La questione della sepoltura di Leopardi è controversa: morto in una Napoli devastata dal colera, fu probabilmente “salvato” dalla fossa comune imposta dall’epidemia e inumato in una cripta, ma qualcuno sospetta che l’amico Antonio Ranieri abbia mentito, tant’è che la posizione ufficiale della famiglia Leopardi e della Fondazione Casa Leopardi è che i resti non appartengono al poeta. La faccenda, comunque, è interessante, e Rubini (che ha scritto la sceneggiatura con Angelo Pasquini e Carla Cavalluzzi) parte proprio da quella bara (che, in un momento critico, viene descritta come quella di una bambina date le misure ridotte) per entrare nel mistero di Leopardi (Leonardo Maltese offre anima e corpo), ricostruendone la vita attraverso la voce di Ranieri (Cristiano Caccamo), prima con il prete (Alessandro Preziosi) contattato per dare degna sepoltura al cadavere e poi insieme a Fanny Targioni Tozzetti (Giusy Buscemi), grande amore mancato del poeta e amante di Ranieri.

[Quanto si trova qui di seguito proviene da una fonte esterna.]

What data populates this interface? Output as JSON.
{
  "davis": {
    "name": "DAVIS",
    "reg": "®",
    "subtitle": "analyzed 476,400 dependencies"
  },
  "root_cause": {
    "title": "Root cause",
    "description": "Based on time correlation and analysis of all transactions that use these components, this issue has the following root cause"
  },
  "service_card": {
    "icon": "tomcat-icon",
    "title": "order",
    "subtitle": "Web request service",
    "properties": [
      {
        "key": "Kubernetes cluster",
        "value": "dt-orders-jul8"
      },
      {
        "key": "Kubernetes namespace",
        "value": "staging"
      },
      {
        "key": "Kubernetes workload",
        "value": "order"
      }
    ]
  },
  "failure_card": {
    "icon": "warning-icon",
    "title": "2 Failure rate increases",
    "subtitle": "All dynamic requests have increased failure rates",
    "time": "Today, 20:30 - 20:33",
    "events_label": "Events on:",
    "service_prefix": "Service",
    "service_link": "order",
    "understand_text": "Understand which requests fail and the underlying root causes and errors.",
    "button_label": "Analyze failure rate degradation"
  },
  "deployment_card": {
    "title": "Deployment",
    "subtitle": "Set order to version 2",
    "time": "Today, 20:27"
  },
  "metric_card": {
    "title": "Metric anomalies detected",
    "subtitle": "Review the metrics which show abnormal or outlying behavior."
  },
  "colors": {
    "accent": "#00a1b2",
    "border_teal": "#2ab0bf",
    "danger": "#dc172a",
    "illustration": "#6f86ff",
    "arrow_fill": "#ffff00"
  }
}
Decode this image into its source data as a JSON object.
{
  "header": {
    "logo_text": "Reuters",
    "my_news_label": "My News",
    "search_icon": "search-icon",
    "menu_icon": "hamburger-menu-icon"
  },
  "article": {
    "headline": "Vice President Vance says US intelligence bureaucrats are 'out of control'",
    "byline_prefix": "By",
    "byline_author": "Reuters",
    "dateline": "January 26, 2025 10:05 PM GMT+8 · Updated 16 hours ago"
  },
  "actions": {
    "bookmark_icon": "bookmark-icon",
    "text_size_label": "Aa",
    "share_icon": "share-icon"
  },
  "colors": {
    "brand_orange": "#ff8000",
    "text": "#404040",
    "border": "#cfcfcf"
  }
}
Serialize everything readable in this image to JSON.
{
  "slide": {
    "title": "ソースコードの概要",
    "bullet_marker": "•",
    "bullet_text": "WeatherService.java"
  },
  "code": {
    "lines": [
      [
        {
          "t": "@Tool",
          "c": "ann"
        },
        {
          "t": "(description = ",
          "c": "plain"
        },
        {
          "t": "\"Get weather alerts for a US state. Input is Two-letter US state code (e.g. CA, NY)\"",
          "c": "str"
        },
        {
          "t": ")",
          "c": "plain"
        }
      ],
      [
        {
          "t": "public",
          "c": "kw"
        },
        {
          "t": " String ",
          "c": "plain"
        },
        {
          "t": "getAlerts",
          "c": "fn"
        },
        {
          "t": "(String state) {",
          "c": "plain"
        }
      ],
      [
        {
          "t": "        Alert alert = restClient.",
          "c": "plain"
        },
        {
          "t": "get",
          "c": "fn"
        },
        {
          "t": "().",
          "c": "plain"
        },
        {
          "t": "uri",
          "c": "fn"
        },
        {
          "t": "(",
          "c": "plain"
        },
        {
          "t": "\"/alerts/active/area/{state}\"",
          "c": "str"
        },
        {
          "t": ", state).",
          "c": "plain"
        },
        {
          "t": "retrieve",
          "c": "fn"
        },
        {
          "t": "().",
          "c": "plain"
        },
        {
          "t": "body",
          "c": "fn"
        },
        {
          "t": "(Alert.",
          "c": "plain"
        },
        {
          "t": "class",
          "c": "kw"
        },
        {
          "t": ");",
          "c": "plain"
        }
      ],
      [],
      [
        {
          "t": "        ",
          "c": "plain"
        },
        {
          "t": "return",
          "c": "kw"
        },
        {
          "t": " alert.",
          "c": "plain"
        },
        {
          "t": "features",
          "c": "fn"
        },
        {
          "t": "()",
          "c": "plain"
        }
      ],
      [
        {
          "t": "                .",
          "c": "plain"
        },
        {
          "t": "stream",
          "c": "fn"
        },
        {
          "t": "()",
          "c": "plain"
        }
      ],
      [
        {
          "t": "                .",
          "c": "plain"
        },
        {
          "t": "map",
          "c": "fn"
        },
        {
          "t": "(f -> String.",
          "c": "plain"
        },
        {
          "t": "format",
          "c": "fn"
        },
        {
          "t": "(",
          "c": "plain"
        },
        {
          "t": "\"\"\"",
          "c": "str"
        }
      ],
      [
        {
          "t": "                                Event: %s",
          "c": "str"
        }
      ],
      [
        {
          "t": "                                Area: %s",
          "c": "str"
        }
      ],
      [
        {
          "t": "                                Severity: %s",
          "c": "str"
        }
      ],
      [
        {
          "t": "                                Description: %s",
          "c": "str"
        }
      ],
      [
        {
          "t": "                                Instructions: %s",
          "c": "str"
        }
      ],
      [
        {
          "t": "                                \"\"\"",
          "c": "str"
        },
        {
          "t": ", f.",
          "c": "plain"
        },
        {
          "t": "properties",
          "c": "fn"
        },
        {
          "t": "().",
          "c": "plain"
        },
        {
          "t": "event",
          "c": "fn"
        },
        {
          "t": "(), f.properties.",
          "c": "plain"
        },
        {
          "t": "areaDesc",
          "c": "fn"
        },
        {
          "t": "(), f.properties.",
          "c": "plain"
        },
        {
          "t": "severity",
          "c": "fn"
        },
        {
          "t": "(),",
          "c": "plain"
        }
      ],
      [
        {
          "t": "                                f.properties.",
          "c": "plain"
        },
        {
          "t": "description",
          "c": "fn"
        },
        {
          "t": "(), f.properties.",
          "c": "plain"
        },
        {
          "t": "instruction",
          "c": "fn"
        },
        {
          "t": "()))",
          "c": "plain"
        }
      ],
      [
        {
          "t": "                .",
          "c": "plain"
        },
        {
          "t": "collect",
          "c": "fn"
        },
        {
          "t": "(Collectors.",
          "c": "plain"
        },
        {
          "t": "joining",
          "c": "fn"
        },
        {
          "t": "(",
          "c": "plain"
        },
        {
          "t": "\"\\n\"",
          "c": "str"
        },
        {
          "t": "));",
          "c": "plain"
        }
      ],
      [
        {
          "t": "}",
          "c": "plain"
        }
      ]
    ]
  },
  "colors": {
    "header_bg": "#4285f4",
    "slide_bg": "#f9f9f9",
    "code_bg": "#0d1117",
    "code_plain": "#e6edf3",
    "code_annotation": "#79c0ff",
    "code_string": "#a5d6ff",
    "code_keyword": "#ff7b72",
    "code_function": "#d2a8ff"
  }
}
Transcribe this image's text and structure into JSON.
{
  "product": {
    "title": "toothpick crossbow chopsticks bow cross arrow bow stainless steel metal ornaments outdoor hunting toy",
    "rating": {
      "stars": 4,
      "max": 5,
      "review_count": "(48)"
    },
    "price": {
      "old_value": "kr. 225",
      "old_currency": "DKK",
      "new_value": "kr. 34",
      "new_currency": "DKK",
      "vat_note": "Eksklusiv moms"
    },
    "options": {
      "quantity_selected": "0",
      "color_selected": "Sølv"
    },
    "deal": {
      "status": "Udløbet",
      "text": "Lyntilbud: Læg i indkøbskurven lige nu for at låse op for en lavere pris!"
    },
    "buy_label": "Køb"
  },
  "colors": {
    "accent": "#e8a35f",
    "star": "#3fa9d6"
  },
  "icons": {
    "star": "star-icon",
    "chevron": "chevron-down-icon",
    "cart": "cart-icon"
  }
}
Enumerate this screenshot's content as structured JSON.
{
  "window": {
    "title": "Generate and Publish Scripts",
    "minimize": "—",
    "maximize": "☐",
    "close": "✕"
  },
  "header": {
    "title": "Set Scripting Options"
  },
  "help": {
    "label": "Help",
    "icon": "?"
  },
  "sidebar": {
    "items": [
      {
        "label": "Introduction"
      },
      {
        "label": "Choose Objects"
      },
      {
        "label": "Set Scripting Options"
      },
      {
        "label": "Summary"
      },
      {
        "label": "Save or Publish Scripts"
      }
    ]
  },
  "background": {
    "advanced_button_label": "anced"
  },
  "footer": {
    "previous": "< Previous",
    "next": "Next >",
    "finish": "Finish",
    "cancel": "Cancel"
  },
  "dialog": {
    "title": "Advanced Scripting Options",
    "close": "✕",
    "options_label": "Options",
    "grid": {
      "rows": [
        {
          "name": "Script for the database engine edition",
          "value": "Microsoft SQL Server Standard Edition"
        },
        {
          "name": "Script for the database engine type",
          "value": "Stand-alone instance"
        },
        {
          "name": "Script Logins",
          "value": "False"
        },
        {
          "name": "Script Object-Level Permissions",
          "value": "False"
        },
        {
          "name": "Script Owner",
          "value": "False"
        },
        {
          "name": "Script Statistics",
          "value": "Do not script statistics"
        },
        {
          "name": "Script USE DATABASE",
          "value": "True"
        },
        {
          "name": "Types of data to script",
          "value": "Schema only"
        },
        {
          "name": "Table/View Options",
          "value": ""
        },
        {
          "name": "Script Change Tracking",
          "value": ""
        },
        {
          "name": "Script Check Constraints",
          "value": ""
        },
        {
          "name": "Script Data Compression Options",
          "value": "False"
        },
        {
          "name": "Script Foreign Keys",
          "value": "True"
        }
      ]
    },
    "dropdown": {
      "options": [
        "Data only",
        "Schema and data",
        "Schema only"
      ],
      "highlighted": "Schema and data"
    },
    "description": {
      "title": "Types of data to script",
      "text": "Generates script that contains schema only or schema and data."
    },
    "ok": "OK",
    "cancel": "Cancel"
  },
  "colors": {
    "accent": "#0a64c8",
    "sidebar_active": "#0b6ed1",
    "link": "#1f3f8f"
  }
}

Peccato che il dialogo tra l’amico e il prete in assenza del soggetto (o perlomeno post mortem) è l’unica scintilla – anche visiva: suggestivo che accada in un luogo religioso con tutto ciò che comporta alla luce dello sguardo leopardiano – di questo biopic un po’ troppo istituzionale nonostante le intenzioni. Andamento tradizionale: il rapporto con il severo e opprimente padre (Alessio Boni), la scoperta dei libri, l’abbandono della paventata carriera ecclesiale, l’amicizia con Pietro Giordani (Fausto Russo Alesi), i primi passi nella letteratura, l’accesso ai circoli liberali, i guai con la censura, la salute cagionevole e così via fino all’epilogo napoletano.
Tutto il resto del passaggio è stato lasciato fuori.